At the same time Khojasteh acknowledged that mistakes were made under Boudin.
He said, “I think mistakes were made. I cannot imagine what it must have been like to run an office during Covid. That was certainly an extraordinary circumstance.”
At the same time, “as someone who worked closely with career prosecutors who essentially, I am a career prosecutor, I was never paid to be a public defender. I’ve only ever worked for the government as a district attorney. I think there were things that could have been done better.”
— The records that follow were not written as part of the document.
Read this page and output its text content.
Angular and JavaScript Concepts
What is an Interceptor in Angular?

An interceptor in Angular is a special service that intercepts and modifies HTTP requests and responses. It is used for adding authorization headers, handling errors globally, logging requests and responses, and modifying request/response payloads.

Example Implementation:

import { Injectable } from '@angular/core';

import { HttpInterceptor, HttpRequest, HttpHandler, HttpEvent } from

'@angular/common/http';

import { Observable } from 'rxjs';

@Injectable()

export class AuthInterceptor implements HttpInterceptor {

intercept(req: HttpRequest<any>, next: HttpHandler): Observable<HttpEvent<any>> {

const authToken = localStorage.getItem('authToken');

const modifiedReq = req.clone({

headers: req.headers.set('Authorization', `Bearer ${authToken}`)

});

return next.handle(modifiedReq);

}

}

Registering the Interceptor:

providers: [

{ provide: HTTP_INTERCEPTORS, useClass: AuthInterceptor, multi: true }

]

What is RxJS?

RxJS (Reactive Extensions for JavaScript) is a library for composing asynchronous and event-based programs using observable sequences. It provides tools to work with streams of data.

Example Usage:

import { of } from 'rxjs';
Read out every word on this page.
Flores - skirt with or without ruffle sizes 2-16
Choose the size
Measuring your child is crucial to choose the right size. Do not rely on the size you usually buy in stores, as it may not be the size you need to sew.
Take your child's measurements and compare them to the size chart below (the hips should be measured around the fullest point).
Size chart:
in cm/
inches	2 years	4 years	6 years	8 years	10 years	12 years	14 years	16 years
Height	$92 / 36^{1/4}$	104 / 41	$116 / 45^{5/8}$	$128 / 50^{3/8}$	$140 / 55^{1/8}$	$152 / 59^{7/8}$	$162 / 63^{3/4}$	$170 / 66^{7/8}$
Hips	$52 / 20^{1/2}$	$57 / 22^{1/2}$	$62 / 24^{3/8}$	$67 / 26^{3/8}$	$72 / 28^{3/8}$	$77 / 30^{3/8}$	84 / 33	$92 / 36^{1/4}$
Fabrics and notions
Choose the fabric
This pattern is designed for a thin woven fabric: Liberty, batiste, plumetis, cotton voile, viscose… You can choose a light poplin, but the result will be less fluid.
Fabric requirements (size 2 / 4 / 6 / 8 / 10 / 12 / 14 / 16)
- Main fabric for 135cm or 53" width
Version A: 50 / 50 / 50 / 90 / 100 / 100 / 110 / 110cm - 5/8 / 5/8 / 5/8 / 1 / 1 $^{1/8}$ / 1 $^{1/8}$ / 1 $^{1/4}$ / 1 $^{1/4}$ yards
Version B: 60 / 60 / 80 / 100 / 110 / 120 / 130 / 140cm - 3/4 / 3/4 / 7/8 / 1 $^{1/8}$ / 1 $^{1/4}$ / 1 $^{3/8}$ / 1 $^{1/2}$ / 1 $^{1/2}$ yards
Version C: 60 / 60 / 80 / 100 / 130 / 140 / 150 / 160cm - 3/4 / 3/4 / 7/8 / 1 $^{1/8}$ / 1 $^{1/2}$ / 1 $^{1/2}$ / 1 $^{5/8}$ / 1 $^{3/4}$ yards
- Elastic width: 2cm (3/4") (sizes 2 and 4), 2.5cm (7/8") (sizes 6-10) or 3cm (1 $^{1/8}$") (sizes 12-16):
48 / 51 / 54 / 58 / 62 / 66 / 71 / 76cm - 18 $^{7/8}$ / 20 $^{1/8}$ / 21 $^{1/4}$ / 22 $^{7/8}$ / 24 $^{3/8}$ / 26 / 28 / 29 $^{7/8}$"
He felt that “communications and narrative is very important to set, and there wasn’t enough of an emphasis on victims’ rights and the normal work we were doing as prosecutors, we should have been highlighting the fact that we were holding people accountable.”
He said that “when you set the narrative early on as to what your agenda is going to be, that can be exploited. And I don’t think that the communication was strong enough to let people know that job number one is public safety and we are still pursuing.”
He also said, “I don’t believe in mass firing. I don’t believe Chessa should have come in firing people and I don’t believe Brooke Jenkins should have come in firing people.”
He said that management and chiefs are different, “but when it comes to just normal attorneys, support staff, et cetera, data people, that’s wrong.”